Although their photonic crystals have wavelengths in the 100 µm range, the technique could be extended a wider range of lattice spacings of even up to metres. Drinkwater says that the method will work on “nearly all” solid-fluid combinations and will enable “almost any geometry to be assembled”, while being in addition cheap and easy to integrate with other systems. In fact, the metamaterial is also expected to work on electromagnetic radiation at terahertz frequencies. This suggests that the technology could be used in filters and beam deflectors for security scanners that use this notoriously difficult-to-handle part of the electromagnetic spectrum.
Ultrasonic superlenses
The team is currently working on acoustic lenses that can be reconfigured in real time and that are capable of “super-resolution” imaging, which means it could be part of a system that uses ultrasound to resolve features much smaller than the wavelength of the sound.
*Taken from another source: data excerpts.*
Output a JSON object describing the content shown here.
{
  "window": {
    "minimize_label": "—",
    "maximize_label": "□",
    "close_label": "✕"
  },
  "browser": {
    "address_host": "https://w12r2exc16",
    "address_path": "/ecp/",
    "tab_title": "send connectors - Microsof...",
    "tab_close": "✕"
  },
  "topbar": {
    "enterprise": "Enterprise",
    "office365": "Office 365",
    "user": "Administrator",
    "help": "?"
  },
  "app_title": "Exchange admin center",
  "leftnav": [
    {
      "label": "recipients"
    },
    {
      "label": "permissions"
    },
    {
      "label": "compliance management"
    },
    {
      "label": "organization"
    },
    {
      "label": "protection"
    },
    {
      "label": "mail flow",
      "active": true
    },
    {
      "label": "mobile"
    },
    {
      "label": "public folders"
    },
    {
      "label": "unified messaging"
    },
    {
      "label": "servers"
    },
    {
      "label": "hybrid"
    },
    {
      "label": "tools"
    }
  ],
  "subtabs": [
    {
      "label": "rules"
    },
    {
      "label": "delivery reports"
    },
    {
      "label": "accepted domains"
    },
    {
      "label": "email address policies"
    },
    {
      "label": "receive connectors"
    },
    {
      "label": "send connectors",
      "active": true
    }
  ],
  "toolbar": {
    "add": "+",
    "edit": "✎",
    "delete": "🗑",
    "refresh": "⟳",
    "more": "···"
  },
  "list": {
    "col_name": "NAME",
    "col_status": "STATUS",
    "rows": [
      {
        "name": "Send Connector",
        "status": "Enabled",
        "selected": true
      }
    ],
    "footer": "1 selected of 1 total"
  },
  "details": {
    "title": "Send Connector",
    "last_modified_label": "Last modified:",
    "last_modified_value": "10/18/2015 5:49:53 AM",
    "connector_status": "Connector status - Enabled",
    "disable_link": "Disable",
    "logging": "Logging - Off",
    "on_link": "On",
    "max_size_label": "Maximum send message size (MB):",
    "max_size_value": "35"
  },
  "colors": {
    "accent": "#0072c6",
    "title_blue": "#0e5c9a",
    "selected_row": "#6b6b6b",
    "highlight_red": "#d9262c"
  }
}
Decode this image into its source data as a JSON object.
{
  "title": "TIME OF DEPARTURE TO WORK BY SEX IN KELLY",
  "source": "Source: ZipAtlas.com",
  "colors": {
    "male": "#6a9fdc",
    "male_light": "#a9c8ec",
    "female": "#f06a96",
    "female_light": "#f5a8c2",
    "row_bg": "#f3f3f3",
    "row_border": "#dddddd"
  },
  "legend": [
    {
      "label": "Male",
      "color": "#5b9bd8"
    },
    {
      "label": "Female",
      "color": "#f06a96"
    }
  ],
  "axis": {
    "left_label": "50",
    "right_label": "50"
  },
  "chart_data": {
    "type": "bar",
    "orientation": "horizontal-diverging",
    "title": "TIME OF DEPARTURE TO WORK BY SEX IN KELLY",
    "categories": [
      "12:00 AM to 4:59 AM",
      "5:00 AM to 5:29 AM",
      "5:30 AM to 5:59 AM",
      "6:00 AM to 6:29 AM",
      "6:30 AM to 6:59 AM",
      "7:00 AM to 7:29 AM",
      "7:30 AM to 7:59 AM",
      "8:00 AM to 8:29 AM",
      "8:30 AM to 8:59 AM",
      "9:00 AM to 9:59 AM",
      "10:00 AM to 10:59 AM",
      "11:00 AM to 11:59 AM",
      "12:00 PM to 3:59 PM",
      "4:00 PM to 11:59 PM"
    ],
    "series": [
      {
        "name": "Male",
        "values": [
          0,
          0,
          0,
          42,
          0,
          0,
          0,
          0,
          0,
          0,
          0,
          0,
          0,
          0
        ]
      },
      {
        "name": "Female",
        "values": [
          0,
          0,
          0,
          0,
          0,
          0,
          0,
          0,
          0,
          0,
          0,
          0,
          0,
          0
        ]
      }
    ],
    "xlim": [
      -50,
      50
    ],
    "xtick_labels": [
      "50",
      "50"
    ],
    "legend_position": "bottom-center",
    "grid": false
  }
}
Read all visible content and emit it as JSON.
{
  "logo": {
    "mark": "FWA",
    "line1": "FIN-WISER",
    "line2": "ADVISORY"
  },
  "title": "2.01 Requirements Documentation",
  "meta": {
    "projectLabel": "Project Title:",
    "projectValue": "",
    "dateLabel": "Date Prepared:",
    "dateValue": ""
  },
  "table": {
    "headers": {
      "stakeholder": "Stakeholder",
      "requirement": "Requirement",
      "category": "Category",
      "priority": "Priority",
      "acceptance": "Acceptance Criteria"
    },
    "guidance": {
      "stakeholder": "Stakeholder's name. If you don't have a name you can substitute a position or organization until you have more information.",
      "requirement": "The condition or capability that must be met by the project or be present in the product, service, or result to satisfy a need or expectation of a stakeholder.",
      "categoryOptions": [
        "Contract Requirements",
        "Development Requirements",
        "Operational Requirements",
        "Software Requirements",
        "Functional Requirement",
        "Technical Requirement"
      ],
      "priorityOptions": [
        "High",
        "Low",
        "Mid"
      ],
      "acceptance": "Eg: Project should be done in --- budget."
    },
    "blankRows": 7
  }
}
To create such superlenses, Caleap and Drinkwater are using larger arrays of piezoelectric transducers that create standing waves over a wide range of frequencies. Such arrangements can create acoustic lattices with parameters that vary in space and therefore have the desired lensing properties.
The researchers have also found evidence that their suspensions of tiny balls share an important property with some metamaterials used to create electromagnetic invisibility cloaks: a negative index of refraction. This occurs because of a resonant interaction between the sound waves and individual spheres in the suspension.
The research is described in the Proceedings of the National Academy of Sciences.